As amazing as Chan’s technology was, wrangling the artists’ work into a format that would play nicely with it was proving almost impossible. Half hadn’t worked in AR before and the other half didn’t welcome being dictated to by me, a mere technician whose mysterious elevation they’d witnessed just a month ago. Barely a day after I’d questioned Chan’s approach, she’d taken me aside, peppered me with probing questions on my games programming experience, and unceremoniously announced my promotion to “Technical Liaison” between the artists and her tech team.

I was exhausted. My throat ached from explaining why they needed to design triggers that the dynamic distancing protocol could invoke to move audiences around, and my head ached from doing this as diplomatically as I could manage.

“Your land sculpture is sensational, it’s so evocative of the chaotic climate that our old and new homes share,” I’d said to an impassive Chen Xi. “I realize it’s inconvenient to add trigger elements for the marquee, but I think they could complement or even enhance your work.”

“What would you suggest?” he asked.

“We could add weather effects. Rain clouds and thunderstorms could steer people along a path.”

He nodded. “My granddaughter told me about such a thing she’d seen in Hong Kong. She enjoyed it greatly.” I smiled encouragingly. “It was at Disneyland.”

“Well… that’s just one example. We could try something else. Perhaps a wave of—”

“I understand what you need,” he said. “You need to move people. Leave it with me.”

The escarpment with its falling boulders was what Xi’s team sent. On first glance, it was perfect, an organic part of his land sculpture, its programming fully synced with Chan’s dynamic distancing protocol.

But it was all too dramatic. After a few of these surprises, the audience would figure out how they were being herded between artworks. Doug Yau’s standup set had Cindy and me in stitches but the dynamic distancing trigger was literally him yelling at us to get out.
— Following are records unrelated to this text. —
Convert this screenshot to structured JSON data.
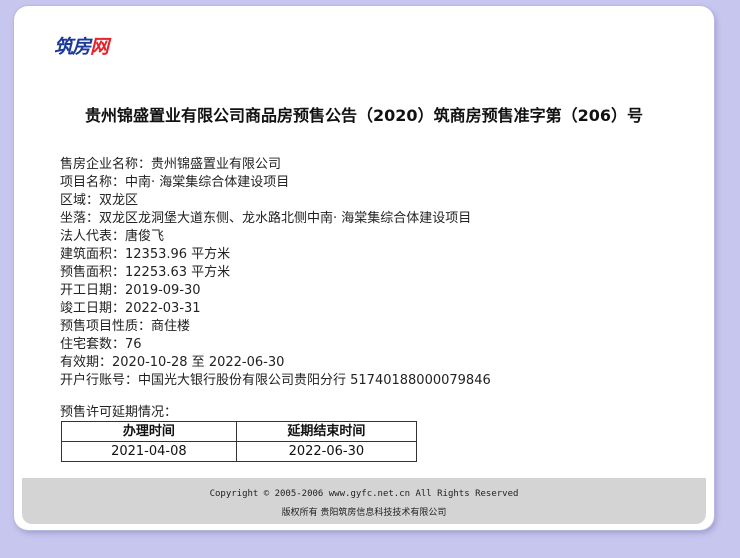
{
  "logo": {
    "part1": "筑房",
    "part2": "网"
  },
  "title": "贵州锦盛置业有限公司商品房预售公告（2020）筑商房预售准字第（206）号",
  "info": [
    "售房企业名称：贵州锦盛置业有限公司",
    "项目名称：中南· 海棠集综合体建设项目",
    "区域：双龙区",
    "坐落：双龙区龙洞堡大道东侧、龙水路北侧中南· 海棠集综合体建设项目",
    "法人代表：唐俊飞",
    "建筑面积：12353.96 平方米",
    "预售面积：12253.63 平方米",
    "开工日期：2019-09-30",
    "竣工日期：2022-03-31",
    "预售项目性质：商住楼",
    "住宅套数：76",
    "有效期：2020-10-28 至 2022-06-30",
    "开户行账号：中国光大银行股份有限公司贵阳分行 51740188000079846"
  ],
  "extension": {
    "title": "预售许可延期情况：",
    "headers": [
      "办理时间",
      "延期结束时间"
    ],
    "rows": [
      [
        "2021-04-08",
        "2022-06-30"
      ]
    ]
  },
  "footer": {
    "copyright": "Copyright © 2005-2006 www.gyfc.net.cn All Rights Reserved",
    "owner": "版权所有 贵阳筑房信息科技技术有限公司"
  }
}
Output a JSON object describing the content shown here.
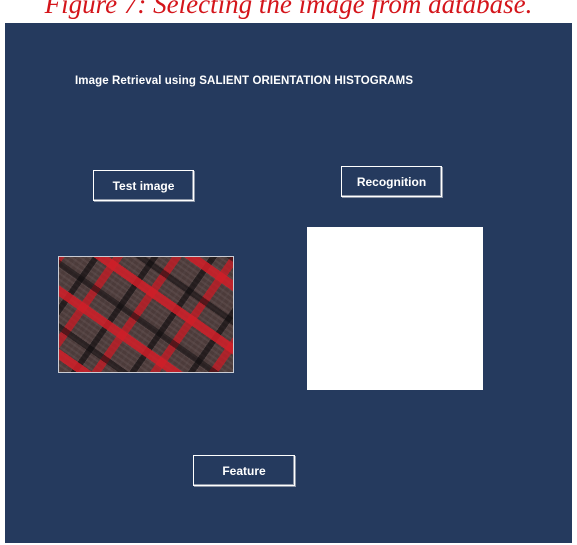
{
  "caption": {
    "text": "Figure 7: Selecting the image from database."
  },
  "window": {
    "title": "Image Retrieval using SALIENT ORIENTATION HISTOGRAMS",
    "background_color": "#253a5e"
  },
  "buttons": {
    "test_image": "Test image",
    "recognition": "Recognition",
    "feature": "Feature"
  },
  "panels": {
    "test_image_preview": "red-black-plaid-fabric-image",
    "recognition_result": "empty-white-panel"
  },
  "colors": {
    "caption": "#d4151b",
    "button_border": "#ffffff",
    "text": "#ffffff"
  }
}
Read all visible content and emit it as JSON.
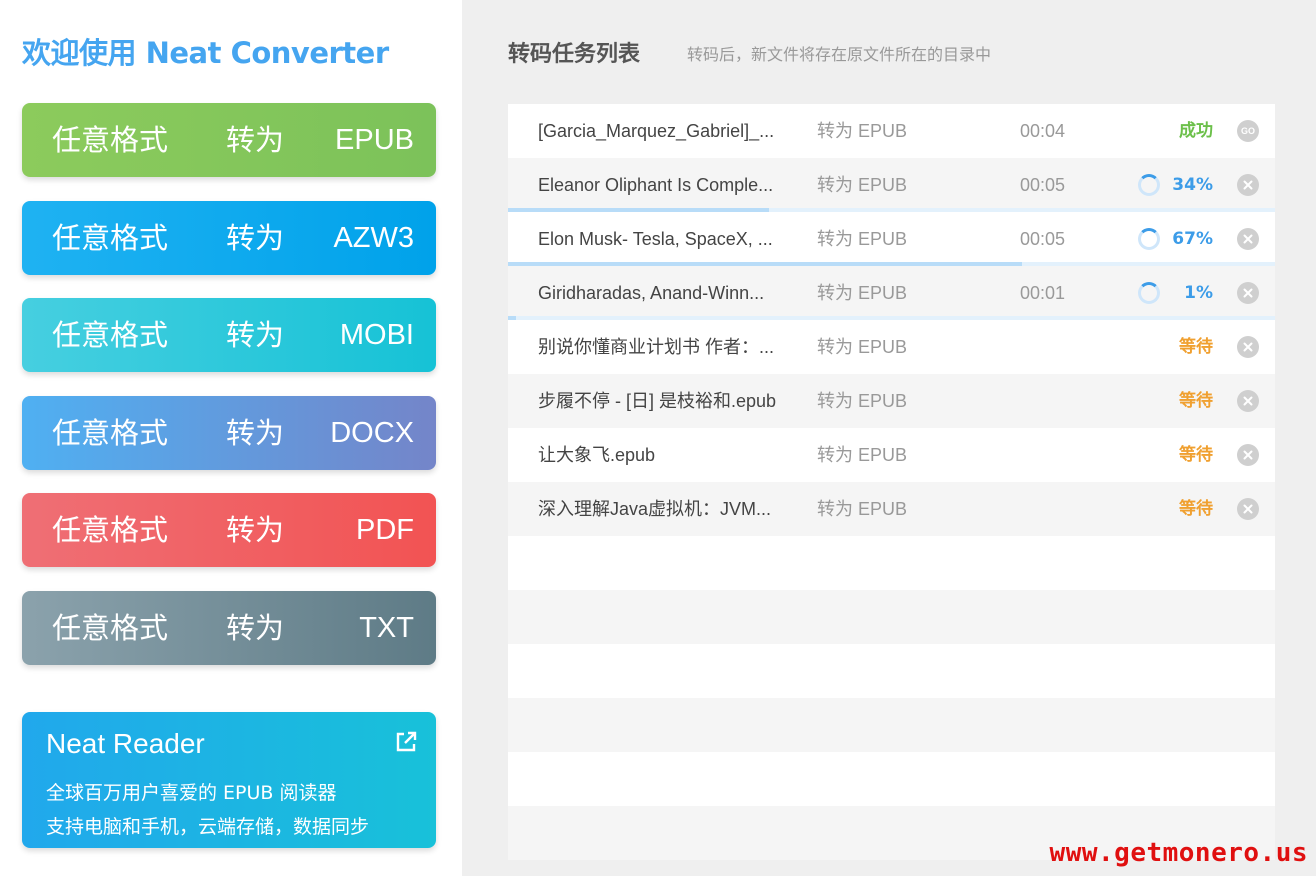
{
  "app": {
    "title": "欢迎使用 Neat Converter"
  },
  "buttons": [
    {
      "from": "任意格式",
      "verb": "转为",
      "format": "EPUB"
    },
    {
      "from": "任意格式",
      "verb": "转为",
      "format": "AZW3"
    },
    {
      "from": "任意格式",
      "verb": "转为",
      "format": "MOBI"
    },
    {
      "from": "任意格式",
      "verb": "转为",
      "format": "DOCX"
    },
    {
      "from": "任意格式",
      "verb": "转为",
      "format": "PDF"
    },
    {
      "from": "任意格式",
      "verb": "转为",
      "format": "TXT"
    }
  ],
  "promo": {
    "title": "Neat Reader",
    "line1": "全球百万用户喜爱的 EPUB 阅读器",
    "line2": "支持电脑和手机，云端存储，数据同步",
    "icon": "external-link-icon"
  },
  "tasks": {
    "title": "转码任务列表",
    "subtitle": "转码后，新文件将存在原文件所在的目录中",
    "rows": [
      {
        "name": "[Garcia_Marquez_Gabriel]_...",
        "target": "转为 EPUB",
        "time": "00:04",
        "status": "成功",
        "state": "success",
        "action": "GO"
      },
      {
        "name": "Eleanor Oliphant Is Comple...",
        "target": "转为 EPUB",
        "time": "00:05",
        "status": "34%",
        "state": "progress",
        "progress": 0.34
      },
      {
        "name": "Elon Musk- Tesla, SpaceX, ...",
        "target": "转为 EPUB",
        "time": "00:05",
        "status": "67%",
        "state": "progress",
        "progress": 0.67
      },
      {
        "name": "Giridharadas, Anand-Winn...",
        "target": "转为 EPUB",
        "time": "00:01",
        "status": "1%",
        "state": "progress",
        "progress": 0.01
      },
      {
        "name": "别说你懂商业计划书 作者：...",
        "target": "转为 EPUB",
        "time": "",
        "status": "等待",
        "state": "wait"
      },
      {
        "name": "步履不停 - [日] 是枝裕和.epub",
        "target": "转为 EPUB",
        "time": "",
        "status": "等待",
        "state": "wait"
      },
      {
        "name": "让大象飞.epub",
        "target": "转为 EPUB",
        "time": "",
        "status": "等待",
        "state": "wait"
      },
      {
        "name": "深入理解Java虚拟机：JVM...",
        "target": "转为 EPUB",
        "time": "",
        "status": "等待",
        "state": "wait"
      }
    ]
  },
  "watermark": "www.getmonero.us"
}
Not the most subtle of transitions.

As I tweaked the parameters on the escarpment and ran Cindy through another simulated AR crowd, Chan’s avatar appeared. “These things you’re filing aren’t blockers for opening,” she said.

Despite having worked with Chan for a month now, her interruptions still flustered me. “I understand that, but Xi’s team don’t understand how triggers are meant to—”

“Fine. Harden the barrier around Xi for now. You need to start testing the other artists.” Her avatar blinked away before I could even nod. When we couldn’t figure out how to smoothly move audiences from one area to another, we’d resorted to creating virtual barriers around artists. It was a hack that eliminated agency, but it was better than having no art at all. When the barriers were turned on, we’d give people a tasteful but unmistakable AR icon to move on every few minutes rather than expecting them to follow a confusing AR butterfly from Angela Cheng’s play.

I pulled Cindy up from the floor and led her to Anna Hui’s area. I hadn’t spotted her at our team meetings, but her short festival bio said she’d performed in the Hong Kong Ballet for a few years, after which she started her own private artistic practice. Cindy slipped on her glasses, joining me back in the marquee’s AR testing layer. Two motionless wireframe humans appeared next to the two of us.

“Is this it?” said Cindy.

I swiped through the testing interface to see if I’d missed a startup command. “It’s meant to launch automatically. I guess Anna forgot to set that flag,” I said.

“Look!” Cindy pointed at the wireframe next to me, which was mimicking my swipes. Her own wireframe raised its arm toward me a second later.

We waved our arms and shuffled about, watching the wireframes as they followed us. They weren’t echoing our movements perfectly—that would be boring, I realised. I started walking around, trying to figure out the trick. My wireframe kept up, drifting ever closer until it settled over me like a second skin.

As I paused, the wireframe subtly pulled from me, its mesh drifting a few centimeters away from my right side. I unconsciously followed it, not precisely—I wasn’t a dancer—and caught myself. Did I really want to be a puppet? I stopped, and it stopped with me. I slowly pivoted on my left foot, an inelegant turn, and the mesh came with me, but in a cleaner swoop with a graceful follow-through. I was in control.